Save the Whales was founded 1977 to preserve endangered species of whales.
With tongue someplace in cheek, preserving your career network may not be far behind. Act now or your career network too will be endangered
Why is this important?
Because your career network is probably the most important asset you have today for getting advice and help on your current job, as well as your next job. And moving forward your network will increase, not decrease in importance to you because while smarts and abilities count, it’s access via your network that helps you display them.
Here’s what a career network is not .
It’s not all the people who follow you on Twitter, have logged into your MySpace page, or have connected with you on LinkedIn. It’s also not the vendors who send you holiday greeting cards, or have met you once at an alumni event. Last, it’s not a web site .

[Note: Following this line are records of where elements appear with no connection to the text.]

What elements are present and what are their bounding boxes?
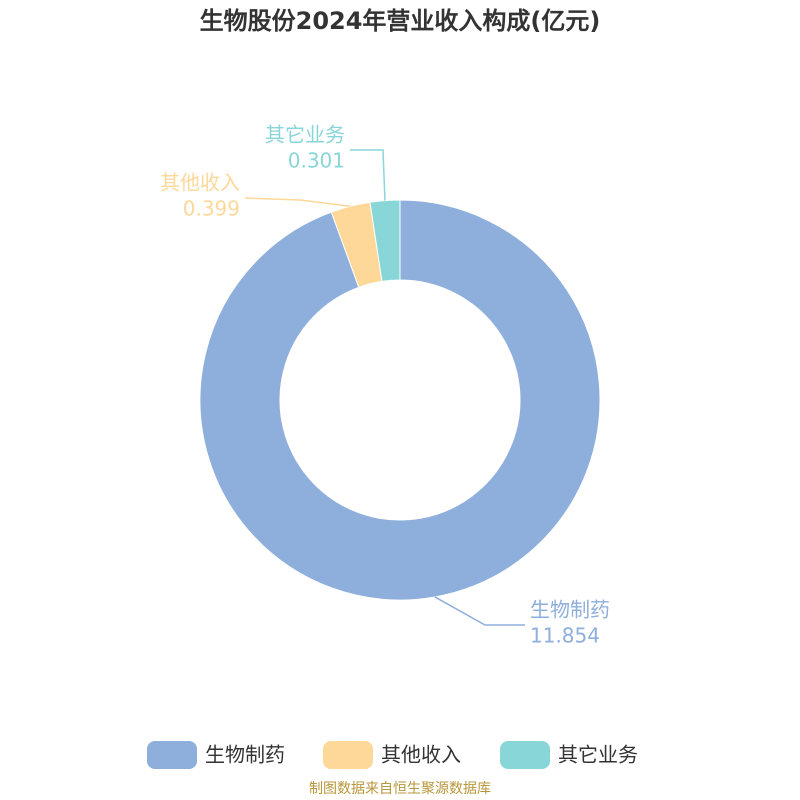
slice-value: 0.301: [288, 149, 345, 173]
slice-label: 其他收入: [160, 171, 240, 195]
legend-swatch: [147, 741, 197, 769]
donut-slice: [199, 199, 601, 601]
chart-title: 生物股份2024年营业收入构成(亿元): [200, 7, 601, 35]
leader-line: [434, 596, 525, 626]
legend-swatch: [323, 741, 373, 769]
slice-label: 生物制药: [530, 598, 610, 622]
leader-line: [244, 197, 351, 207]
legend-swatch: [500, 741, 550, 769]
slice-value: 11.854: [530, 624, 600, 648]
donut-slice: [369, 199, 401, 282]
legend-label: 其他收入: [381, 743, 461, 767]
legend-label: 生物制药: [205, 743, 285, 767]
legend-label: 其它业务: [558, 743, 638, 767]
slice-value: 0.399: [183, 197, 240, 221]
leader-line: [350, 149, 386, 201]
slice-label: 其它业务: [265, 123, 345, 147]
source-note: 制图数据来自恒生聚源数据库: [309, 781, 491, 797]
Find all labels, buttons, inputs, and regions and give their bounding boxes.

What makes a career network is the set of people in the scope of your work and life who you know, have a personal connection, and have worked with you, or to whom you provided advice, or from whom you’ve gotten advice. They could be former supervisors, colleagues, clients, or vendors. They are people with whom you have some degree of engagement.
Most of all, people in your career network are folks who will take your call, meet with you if you need them to, offer advice, and generally follow-through. They may be people you have helped and will gladly help you, and they may be people who have helped you before and are glad to help you again.
What’s the confusion?
In our recently social networking obsessed world the lines between who’s a real member of your career network and someone who you know casually via LinkedIn, Plaxo, or Facebook is getting really blurry. Steven Levy of Newsweek is spot on when talking about the distinction between real friends and digital friends when he wrote “Maybe by now you’re getting the idea that a friend at Facebook or MySpace is not necessarily the same as a real friend, the kind who brings you chicken soup when you’re sick and posts multiple favorable reviews about your book on Amazon. In addition to 20 or 30 genuine BFFs [bona fide friends], you might have someone you met at a conference, the kid sitting behind you in Spanish class, someone who wants access to you as a customer or a guitar player in a local band with whom you will never exchange a word.”
The reason for the fuss regarding career networks is that you need to take care and nurture folks in that network in order for you to optimize your work career choices. Blurring the lines between whose really in your career network and who is not means you either end up keeping track, keeping engaged (even it’s it only the once a year e-mail to say hello, update any contact info, etc.) and otherwise available with more people than you should, or you drop the ball and under nurture people in your career network because you’ve got to many people to cover.
Here are three examples:
- Wendy Yanowitch and Richard Yanowitch are in my career network. While I have not been employed with either of them, Wendy and I work on a board of trustees together, and Richard and I serve on a separate board together. I will gladly take their call, set up time to talk, and make intros when I can. They’d do the same for me. How’d they get into my career network? We’ve worked together, enjoy working together, and have a sense of connection and engagement. They’re also smart, good people with similar values.
- Sari Crevin is not in my career network (though I’m sure she’s great), though she is a LinkedIn contact. She knows a friend of a friend and asked to connect. I should have hit “archive”. I hit “yes”. She has 500+ LinkedIn contacts and wouldn’t know me if I ran into her with the proverbia l Mack truck. I might know her if she hit me, but only because she’s one of around 10 of my LinkedIn contacts that I wonder why I added.
- John Rehm is a tweener. While we have never met in person, he’s from my alma mater, went to a similar grad program, and works at IDEO doing somewhat similar work, and is a LinkedIn contact. We’ve swapped messages, and I’ve picked his brain (long distance) on stuff. If I knew him better and met him I’d probably park him over in the career network side. For now he’s beyond the orbit of the real career network, but not in the outer planet orbits like Sari.
Short story. Protect and nurture your career contacts, and make sure you are clear who they are.